Week 9: Policy iteration#
What you see#
The example shows the policy iteration algorithm on a simple (deterministic) gridworld with a living reward of \(-0.05\) per step and no discount (\(\gamma = 1\)). The goal is to get to the upper-right corner.
The algorithm will first evaluate the current policy for exactly \(20\) steps. Then it will perform a single policy improvement step. That means the algorithm agrees with policy evaluation for the first 20 steps.
The algorithm begins with a random policy (where each action is taken with probability \(\pi(a|s) = \frac{1}{4}\)). You can change between the value-function and action-value function by pressing m.

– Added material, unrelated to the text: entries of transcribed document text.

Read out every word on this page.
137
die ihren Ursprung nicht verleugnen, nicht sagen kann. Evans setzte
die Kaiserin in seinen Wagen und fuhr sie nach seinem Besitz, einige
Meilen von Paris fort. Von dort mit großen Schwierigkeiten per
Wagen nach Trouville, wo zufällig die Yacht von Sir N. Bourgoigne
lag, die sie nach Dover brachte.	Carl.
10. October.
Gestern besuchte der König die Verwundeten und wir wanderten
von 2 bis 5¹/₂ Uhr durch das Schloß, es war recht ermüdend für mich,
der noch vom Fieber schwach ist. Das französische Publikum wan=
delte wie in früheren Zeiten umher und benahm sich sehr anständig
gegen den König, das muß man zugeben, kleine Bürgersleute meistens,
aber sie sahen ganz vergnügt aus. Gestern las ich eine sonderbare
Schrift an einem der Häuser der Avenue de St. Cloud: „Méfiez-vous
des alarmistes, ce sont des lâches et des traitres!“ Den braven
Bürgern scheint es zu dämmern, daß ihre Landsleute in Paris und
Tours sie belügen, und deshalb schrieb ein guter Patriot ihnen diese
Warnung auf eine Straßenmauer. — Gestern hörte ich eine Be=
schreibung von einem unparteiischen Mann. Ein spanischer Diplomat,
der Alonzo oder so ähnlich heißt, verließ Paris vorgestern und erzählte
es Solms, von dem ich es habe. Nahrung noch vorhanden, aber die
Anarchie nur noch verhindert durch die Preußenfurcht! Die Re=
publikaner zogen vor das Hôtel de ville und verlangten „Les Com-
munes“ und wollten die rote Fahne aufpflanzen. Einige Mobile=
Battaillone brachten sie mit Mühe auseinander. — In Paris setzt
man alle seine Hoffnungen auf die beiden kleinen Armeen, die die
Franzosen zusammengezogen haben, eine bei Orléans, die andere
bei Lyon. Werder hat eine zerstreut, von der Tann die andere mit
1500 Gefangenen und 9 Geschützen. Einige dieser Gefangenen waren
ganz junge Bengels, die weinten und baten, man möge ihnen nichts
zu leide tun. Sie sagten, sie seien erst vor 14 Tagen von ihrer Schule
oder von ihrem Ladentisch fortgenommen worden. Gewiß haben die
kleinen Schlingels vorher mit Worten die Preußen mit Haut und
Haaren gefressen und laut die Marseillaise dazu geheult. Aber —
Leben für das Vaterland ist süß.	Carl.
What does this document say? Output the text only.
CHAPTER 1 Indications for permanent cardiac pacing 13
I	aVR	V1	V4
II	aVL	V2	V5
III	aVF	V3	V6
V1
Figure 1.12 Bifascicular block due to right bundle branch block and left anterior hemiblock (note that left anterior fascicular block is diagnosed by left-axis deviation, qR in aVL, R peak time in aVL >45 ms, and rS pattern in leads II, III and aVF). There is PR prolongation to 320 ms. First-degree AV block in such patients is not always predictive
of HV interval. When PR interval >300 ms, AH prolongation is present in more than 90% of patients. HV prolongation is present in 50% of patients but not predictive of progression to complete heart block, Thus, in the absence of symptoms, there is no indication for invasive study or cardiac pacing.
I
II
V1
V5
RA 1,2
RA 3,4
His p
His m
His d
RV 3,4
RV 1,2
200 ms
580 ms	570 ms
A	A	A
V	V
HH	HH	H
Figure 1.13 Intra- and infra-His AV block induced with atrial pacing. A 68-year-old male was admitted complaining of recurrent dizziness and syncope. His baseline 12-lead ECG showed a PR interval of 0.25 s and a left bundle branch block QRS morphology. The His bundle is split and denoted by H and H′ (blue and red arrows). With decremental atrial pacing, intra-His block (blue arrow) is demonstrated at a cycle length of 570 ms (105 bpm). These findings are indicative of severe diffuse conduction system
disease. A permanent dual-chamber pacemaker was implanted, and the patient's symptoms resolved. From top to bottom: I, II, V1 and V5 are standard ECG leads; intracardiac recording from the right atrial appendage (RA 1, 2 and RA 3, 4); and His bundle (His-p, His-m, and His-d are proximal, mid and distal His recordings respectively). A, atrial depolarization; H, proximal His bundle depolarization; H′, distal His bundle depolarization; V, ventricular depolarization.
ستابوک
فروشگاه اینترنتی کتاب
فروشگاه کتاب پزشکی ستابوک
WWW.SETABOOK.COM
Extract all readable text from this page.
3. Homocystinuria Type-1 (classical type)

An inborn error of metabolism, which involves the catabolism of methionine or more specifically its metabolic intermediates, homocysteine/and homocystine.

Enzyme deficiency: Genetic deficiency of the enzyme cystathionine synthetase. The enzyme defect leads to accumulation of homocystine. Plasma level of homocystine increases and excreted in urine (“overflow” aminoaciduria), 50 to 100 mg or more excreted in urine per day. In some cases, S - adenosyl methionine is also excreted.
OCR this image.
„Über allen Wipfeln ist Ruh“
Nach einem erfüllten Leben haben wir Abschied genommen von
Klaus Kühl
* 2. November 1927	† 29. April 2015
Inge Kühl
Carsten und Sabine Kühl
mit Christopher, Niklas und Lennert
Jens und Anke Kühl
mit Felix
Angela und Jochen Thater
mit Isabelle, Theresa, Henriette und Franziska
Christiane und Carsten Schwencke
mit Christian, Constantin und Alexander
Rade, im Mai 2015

Note that the algorithm will show the current policy as arrows.
The algorithm will converge after a few policy-iteration steps and thereby compute both \(v^*(s)\) and \(q^*(s, a)\) (depending on the view-mode). These represent the expected reward according to the (optimal!) policy \(\pi^*\).
How it works#
As stated, you should see the policy-evaluation example Week 9: Policy evaluation ./to understand how the algorithm works for the first 20 steps. After the (initially random) policy is evaluated, the algorithm will update the current policy by being greedy with respect to the value/action-value function (the step is the same in either case). The policy is always indicated by the arrows.
After the update the process begins over with 20 more evaluations of the (updated) policy.